Eddie Youds

Personal information
- Full name: Edward Paul Youds
- Date of birth: 3 May 1970 (age 56)
- Place of birth: Liverpool, England
- Position: Defender

Senior career*
- Years: Team / Apps / (Gls)
- 1988–1991: Everton / 8 / (0)
- 1989: → Cardiff City (loan) / 1 / (0)
- 1990: → Wrexham (loan) / 20 / (2)
- 1991–1995: Ipswich Town / 50 / (1)
- 1995: → Bradford City (loan) / 7 / (2)
- 1995–1998: Bradford City / 79 / (6)
- 1998–2002: Charlton Athletic / 53 / (2)
- 2002–2003: Huddersfield Town / 25 / (0)
- 2003–2005: Grays Athletic
- Total:  / 243 / (13)

= Eddie Youds =

English footballer

Edward Paul Youds (born 3 May 1970) is an English former professional footballer, who played as a defender from 1988 to 2005.

He notably played in the Premier League with Ipswich Town and Charlton Athletic, having also played in the Football League for Everton, Cardiff City, Wrexham, Bradford City and Huddersfield Town before finishing his career in non-League with Grays Athletic.

==Playing career==
Born in Liverpool, Youds began his career with Everton and also played for Cardiff City, Wrexham, Ipswich Town, Bradford City, Charlton Athletic, Huddersfield Town and Grays Athletic, before retiring in 2005 at 35.
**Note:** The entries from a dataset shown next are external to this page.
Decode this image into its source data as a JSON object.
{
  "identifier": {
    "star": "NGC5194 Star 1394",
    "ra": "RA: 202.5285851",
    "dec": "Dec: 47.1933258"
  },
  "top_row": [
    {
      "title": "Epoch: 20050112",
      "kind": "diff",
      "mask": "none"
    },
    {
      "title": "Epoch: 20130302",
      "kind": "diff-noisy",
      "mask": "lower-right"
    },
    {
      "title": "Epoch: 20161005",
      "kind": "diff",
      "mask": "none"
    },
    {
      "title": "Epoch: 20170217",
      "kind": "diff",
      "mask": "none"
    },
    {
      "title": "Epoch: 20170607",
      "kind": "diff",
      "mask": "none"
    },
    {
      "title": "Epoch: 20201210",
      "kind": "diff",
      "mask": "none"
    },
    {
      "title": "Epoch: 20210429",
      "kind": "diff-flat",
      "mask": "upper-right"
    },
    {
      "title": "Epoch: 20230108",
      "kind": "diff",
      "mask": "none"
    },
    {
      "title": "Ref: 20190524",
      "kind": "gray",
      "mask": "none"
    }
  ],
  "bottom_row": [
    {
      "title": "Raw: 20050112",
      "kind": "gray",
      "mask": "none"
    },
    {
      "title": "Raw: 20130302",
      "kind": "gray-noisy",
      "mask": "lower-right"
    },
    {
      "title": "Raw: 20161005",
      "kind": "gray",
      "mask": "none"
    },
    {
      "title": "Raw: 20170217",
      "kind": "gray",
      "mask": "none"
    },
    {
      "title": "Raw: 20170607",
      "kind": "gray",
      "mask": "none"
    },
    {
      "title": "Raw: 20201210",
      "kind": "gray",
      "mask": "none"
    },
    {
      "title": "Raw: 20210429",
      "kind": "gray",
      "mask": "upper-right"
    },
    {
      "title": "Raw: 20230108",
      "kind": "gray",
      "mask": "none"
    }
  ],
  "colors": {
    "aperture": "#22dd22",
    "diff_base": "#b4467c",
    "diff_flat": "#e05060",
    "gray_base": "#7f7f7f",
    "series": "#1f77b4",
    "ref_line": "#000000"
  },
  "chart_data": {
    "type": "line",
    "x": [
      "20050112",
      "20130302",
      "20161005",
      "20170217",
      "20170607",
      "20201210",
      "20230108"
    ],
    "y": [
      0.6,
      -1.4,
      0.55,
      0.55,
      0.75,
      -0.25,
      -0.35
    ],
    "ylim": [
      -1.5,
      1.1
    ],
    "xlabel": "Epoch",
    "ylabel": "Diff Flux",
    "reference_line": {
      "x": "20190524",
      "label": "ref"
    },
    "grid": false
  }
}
He was captain for Bradford City's 1996 Second Division play-off final victory against Notts County. While at Charlton, he played in the club's dramatic win over Sunderland in the 1998 First Division play-off final, winning 7–6 on penalties after a 4–4 draw.

==Personal life==
Youds now works as a property development manager in London.